When the temperature reaches 250 ° C, a large amount of oil smoke appears. It has a pungent odor and the soot particle size ranges from 0.01 microns to 0.3 microns.

The food is produced under high temperature and produces a large amount of “thermal oxidative decomposition products”, in which the decomposition products are dispersed into the air as smoke, forming oil fumes, mainly aldehydes, ketones, alcohols, etc., including benzopyrene, volatile highly carcinogenic substances such as pin amines and heterocyclic amine compounds are known. From 0.01μm to 100μm soot, less than 1μm of soot particles (about 20% of soot) will enter the bloodstream through the lungs, seriously affecting the health of the staff.

In the presence of soot, there are at least the following hazards:

Risk of slippery: Soot can be attached to the floor and stairs, even if it is far away from the place where the soot is produced, so that the ground is very slippery and dangerous.

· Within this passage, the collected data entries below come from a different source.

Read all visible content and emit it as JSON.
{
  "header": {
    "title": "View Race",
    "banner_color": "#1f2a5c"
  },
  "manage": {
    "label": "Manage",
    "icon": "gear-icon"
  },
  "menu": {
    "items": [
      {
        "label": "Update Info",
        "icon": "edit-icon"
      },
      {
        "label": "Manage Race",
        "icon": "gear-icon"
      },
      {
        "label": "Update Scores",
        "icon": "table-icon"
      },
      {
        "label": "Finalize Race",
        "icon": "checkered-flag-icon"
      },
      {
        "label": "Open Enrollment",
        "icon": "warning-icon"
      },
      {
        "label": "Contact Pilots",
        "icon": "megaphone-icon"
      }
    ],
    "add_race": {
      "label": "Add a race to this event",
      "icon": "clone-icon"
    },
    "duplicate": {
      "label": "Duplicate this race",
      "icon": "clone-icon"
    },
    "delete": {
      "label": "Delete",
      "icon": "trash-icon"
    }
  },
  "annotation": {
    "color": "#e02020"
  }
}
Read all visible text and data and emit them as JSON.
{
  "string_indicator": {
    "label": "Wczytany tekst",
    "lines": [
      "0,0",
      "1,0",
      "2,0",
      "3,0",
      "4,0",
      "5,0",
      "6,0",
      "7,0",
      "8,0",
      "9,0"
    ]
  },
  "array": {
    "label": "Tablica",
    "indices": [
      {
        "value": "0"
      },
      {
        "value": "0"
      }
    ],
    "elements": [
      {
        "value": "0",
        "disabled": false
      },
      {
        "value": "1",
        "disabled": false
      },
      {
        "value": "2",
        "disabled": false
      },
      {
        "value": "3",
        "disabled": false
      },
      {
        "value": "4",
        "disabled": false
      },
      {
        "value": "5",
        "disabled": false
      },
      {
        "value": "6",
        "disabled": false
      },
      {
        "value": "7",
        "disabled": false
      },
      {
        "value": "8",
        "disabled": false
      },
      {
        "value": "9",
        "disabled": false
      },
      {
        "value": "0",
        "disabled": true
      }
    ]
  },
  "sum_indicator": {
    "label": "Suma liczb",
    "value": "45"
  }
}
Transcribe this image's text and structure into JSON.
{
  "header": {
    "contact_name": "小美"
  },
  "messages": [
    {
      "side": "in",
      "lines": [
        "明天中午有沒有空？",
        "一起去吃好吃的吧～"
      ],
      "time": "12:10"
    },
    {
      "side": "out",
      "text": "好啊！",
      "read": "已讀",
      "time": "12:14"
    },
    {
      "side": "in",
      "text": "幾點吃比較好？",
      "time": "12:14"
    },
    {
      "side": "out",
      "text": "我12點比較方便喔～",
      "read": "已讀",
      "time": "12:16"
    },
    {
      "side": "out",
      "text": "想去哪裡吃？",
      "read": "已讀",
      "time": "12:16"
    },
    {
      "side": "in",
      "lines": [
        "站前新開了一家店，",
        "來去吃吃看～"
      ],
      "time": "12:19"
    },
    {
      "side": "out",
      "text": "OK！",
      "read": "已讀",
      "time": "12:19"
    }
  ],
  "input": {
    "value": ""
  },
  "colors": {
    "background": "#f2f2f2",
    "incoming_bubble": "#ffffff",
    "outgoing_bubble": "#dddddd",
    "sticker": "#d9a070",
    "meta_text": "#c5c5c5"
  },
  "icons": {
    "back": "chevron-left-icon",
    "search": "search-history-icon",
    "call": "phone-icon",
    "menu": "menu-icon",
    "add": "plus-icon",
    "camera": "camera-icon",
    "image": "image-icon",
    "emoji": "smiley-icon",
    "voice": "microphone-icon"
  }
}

Hazard to equipment: Fume can be spread everywhere, causing damage to some mechanical and electronic equipment. · The viscous oil mist condensate is easy to damage the dynamic balance of the fan and the noise elimination equipment, causing noise pollution of the induced draft fan.

Fire hazard: Another hazard of fumes is the risk of fire, especially in ventilation ducts and electrical control boxes.

It is prone to bacterial contamination and reproduction: soot gathers in the ventilation equipment pipeline, which will cause bacteria to multiply, spread and spread.

Health hazard: Soot can cause health hazards through skin, breathing, swallowing, and eye contact. Some oil particles enter the respiratory tract through breathing: small particles can enter the bloodstream directly. Even a little while in a soot-rich environment can make your lungs full of oil.

The harm of odor: the odor is mixed in the soot, which brings a lot of harm to people’s normal life.

The transfer of pollution affects the quality of the outdoor environment, causing contradictions between producers and surrounding residents.

The prevention of fumes pollution in catering industry

In recent years, with the emphasis and strengthening of the environmental protection departments on the remediation of oil fume pollution, people’s awareness of the dangers of oil smoke has increased, and the use of fume purifier has become more and more common.